Déconstruire le système des usûl al-fiqh fait très clairement apparaître la part énorme prise par l’interprétation des fuqahâ’ dans l’élaboration du système légal musulman classique, autant pour la théorie (les usûl) que pour la pratique (le fiqh proprement dit). Bien sûr, le Coran est toujours en vue (les légistes firent tout pour qu’il en soit ainsi) mais il est parfois très loin. Les fuqahâ’ en étaient eux-mêmes pleinement conscients.

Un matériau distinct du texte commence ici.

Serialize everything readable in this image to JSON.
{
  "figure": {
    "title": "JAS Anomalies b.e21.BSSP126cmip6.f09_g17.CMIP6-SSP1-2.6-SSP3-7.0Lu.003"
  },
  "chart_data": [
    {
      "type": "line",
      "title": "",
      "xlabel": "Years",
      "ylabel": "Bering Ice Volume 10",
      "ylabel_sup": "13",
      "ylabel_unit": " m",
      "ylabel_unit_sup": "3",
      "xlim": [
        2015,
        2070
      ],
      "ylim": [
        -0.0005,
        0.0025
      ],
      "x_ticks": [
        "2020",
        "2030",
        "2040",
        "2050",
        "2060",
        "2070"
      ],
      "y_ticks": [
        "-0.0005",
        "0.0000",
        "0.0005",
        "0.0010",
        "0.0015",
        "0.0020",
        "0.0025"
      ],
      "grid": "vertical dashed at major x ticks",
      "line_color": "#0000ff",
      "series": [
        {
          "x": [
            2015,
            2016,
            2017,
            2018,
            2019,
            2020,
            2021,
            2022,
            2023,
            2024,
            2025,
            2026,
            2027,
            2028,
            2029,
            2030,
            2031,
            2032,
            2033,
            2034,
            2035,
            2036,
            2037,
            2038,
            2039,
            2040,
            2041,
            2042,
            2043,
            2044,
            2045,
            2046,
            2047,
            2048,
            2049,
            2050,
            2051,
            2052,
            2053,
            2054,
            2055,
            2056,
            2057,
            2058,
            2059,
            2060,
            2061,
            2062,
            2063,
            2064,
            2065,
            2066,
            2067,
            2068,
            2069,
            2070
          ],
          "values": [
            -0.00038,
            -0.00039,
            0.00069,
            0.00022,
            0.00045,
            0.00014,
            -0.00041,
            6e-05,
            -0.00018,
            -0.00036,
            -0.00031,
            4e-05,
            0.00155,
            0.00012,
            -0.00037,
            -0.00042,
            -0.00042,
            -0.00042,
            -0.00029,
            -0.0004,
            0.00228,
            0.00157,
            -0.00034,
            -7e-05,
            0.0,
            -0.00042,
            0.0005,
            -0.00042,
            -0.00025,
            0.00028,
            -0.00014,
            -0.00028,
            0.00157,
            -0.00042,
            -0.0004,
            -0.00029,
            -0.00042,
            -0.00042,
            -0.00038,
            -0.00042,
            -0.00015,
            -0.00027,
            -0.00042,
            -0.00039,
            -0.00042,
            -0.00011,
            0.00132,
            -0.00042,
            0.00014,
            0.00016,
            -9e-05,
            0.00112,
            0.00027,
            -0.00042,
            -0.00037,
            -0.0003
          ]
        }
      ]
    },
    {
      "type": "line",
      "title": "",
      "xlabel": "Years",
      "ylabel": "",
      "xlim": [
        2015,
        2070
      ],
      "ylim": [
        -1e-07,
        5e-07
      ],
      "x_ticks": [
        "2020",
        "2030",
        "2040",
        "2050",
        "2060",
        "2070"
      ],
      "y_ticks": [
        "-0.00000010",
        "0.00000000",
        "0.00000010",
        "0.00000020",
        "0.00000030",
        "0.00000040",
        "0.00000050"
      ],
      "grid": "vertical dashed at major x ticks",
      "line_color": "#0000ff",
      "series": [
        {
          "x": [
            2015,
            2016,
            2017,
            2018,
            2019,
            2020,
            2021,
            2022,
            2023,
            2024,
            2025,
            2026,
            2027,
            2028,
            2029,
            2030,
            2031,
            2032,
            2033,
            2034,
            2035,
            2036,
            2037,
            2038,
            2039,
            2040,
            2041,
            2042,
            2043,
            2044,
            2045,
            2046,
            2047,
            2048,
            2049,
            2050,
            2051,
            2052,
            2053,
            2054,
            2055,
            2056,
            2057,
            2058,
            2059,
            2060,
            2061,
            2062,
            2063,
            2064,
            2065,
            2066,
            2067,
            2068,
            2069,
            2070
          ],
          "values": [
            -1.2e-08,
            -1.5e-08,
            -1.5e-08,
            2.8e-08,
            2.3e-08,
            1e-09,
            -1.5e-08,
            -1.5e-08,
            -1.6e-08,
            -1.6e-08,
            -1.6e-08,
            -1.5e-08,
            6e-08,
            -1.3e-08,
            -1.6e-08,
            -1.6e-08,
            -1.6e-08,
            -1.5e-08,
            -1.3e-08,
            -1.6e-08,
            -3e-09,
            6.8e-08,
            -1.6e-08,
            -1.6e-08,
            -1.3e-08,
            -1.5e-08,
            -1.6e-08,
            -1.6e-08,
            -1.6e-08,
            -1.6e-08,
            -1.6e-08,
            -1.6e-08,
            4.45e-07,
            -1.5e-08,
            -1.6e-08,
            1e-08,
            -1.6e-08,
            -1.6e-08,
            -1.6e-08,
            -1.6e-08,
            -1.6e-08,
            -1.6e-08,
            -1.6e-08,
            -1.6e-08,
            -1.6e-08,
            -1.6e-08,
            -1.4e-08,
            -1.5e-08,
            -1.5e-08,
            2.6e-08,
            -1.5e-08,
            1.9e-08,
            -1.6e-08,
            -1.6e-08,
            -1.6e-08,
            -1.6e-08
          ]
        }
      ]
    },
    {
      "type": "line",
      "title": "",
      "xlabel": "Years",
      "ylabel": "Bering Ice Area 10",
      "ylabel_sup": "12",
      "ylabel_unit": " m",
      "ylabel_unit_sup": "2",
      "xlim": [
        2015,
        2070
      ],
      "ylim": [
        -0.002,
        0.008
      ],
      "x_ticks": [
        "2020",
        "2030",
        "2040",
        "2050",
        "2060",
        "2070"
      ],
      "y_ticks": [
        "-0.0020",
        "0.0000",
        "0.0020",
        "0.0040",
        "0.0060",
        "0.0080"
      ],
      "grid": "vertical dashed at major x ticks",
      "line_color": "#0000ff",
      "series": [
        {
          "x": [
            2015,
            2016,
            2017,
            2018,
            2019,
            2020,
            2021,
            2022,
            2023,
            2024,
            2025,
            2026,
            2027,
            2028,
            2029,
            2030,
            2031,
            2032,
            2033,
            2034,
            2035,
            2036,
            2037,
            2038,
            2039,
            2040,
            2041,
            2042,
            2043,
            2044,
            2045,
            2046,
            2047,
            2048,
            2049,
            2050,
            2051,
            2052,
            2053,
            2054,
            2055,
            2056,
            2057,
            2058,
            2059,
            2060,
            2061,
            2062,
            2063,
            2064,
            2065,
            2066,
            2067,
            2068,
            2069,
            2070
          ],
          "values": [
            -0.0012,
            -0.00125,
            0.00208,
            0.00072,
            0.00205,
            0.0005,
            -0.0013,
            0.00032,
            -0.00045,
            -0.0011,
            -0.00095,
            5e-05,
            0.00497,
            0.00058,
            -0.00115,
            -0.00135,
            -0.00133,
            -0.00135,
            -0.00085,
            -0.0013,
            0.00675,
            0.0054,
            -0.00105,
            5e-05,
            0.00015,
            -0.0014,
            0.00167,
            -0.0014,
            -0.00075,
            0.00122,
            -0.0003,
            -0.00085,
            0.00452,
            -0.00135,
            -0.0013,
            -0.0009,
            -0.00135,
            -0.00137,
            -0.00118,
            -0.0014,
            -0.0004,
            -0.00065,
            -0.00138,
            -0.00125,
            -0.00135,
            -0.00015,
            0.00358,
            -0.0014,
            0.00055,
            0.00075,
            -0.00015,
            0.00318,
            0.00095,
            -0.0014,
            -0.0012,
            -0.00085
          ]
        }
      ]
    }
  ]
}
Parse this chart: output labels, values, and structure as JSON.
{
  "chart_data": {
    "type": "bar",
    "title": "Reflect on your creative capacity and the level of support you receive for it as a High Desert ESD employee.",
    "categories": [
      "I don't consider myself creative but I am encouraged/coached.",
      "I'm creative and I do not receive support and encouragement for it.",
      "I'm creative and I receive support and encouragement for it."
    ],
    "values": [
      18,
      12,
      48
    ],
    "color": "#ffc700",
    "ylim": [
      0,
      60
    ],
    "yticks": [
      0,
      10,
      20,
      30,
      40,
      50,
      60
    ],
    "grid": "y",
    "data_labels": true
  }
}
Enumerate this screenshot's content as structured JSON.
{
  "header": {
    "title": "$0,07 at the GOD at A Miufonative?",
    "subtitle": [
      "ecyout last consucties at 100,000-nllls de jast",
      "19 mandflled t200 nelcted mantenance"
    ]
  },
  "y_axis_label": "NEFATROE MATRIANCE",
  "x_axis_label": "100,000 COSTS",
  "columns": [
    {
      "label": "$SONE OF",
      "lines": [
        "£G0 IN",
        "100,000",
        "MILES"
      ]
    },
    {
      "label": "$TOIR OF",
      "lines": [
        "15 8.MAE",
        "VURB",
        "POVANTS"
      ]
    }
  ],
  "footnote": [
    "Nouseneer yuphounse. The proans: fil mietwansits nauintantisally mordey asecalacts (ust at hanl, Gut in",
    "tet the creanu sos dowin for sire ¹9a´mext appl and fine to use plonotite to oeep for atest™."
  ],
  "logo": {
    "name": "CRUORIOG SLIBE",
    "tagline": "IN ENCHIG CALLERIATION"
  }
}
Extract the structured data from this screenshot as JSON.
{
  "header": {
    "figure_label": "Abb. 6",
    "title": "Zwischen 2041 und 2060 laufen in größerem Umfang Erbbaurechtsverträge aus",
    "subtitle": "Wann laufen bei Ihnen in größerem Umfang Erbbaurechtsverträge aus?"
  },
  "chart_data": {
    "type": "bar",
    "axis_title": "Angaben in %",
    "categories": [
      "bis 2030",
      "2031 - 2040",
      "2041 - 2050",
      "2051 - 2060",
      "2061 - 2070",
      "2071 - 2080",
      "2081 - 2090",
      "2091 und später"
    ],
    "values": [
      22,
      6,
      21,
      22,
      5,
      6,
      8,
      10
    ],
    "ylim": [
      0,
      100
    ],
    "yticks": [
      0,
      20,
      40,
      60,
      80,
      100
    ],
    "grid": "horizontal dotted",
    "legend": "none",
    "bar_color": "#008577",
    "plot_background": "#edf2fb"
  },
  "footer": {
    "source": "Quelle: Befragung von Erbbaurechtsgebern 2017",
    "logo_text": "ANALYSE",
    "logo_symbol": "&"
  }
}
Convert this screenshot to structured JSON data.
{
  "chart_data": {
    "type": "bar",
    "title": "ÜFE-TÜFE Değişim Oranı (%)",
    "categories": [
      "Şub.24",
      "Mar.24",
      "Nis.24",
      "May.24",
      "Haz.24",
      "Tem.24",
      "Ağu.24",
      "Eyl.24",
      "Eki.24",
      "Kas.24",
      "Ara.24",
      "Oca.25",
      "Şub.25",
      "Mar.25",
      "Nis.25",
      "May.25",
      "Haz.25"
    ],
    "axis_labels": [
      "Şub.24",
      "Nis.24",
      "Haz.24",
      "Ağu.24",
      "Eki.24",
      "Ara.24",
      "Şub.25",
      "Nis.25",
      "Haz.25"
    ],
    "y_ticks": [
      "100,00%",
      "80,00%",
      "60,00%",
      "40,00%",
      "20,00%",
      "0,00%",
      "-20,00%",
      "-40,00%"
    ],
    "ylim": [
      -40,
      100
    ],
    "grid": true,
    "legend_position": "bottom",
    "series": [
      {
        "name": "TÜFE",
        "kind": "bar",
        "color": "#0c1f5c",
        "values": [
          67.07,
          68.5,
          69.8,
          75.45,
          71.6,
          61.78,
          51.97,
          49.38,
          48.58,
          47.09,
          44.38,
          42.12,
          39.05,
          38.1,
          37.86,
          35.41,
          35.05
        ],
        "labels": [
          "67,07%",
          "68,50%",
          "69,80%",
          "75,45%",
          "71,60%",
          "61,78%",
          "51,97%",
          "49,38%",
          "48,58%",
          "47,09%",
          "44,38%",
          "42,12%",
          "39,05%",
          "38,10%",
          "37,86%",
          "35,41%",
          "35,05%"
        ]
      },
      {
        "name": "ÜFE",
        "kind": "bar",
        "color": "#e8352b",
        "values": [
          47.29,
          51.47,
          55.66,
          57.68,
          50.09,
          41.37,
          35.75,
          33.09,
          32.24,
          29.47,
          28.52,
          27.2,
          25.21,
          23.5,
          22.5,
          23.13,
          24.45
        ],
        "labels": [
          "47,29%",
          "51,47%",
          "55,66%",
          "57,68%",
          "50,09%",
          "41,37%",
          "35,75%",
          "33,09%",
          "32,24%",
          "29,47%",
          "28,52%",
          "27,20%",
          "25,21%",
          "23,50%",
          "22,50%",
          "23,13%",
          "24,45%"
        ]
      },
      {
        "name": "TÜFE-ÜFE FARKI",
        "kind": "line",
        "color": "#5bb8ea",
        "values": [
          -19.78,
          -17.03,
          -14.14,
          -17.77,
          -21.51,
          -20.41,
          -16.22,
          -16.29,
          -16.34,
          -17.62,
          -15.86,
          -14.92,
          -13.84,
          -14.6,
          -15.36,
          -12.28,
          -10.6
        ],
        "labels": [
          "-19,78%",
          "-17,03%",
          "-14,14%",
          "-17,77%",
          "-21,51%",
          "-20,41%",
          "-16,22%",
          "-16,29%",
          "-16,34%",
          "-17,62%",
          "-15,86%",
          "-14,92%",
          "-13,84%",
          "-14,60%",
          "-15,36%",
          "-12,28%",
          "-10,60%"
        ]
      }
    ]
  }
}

En termes plus précis, il faut reconnaître à l’ensemble de la sphère légale musulman (à commencer par le rôle axiomatique qui est reconnu à la sharî’a dans la révélation coranique jusqu’à la matière du fiqh en passant par la théorie de ses sources) sa vraie nature d’institution de la communauté musulmane certes inspirée par une certaine lecture du Coran mais qu’on ne peut d’aucune manière qualifier de, simplement, « coranique ». Il me paraît fondamental de constamment s’en rappeler, à l’instar des légistes du passé, si l’on veut que la problématique actuelle dite de « l’application de la sharî’a » puisse prendre la forme d’un réel débat dont l’anathème serait banni et déboucher, éventuellement, sur des solutions renouvelées et originales. n

Éric Chaumont

1 – Ce texte est une version abrégée et remaniée d’une communication faite à l’occasion d’un colloque intitulé « Les usages du Coran » organisé à Aix-en-Provence en novembre 1998 à l’initiative de l’Institut de Recherches et d’Études sur le Monde Arabe et Musulman (IREMAM) et du Seminar für Arabistik de l’Université de Göttingen. Le lecteur en trouvera une version plus académique dans les actes du colloque à paraître dans la revue Arabica.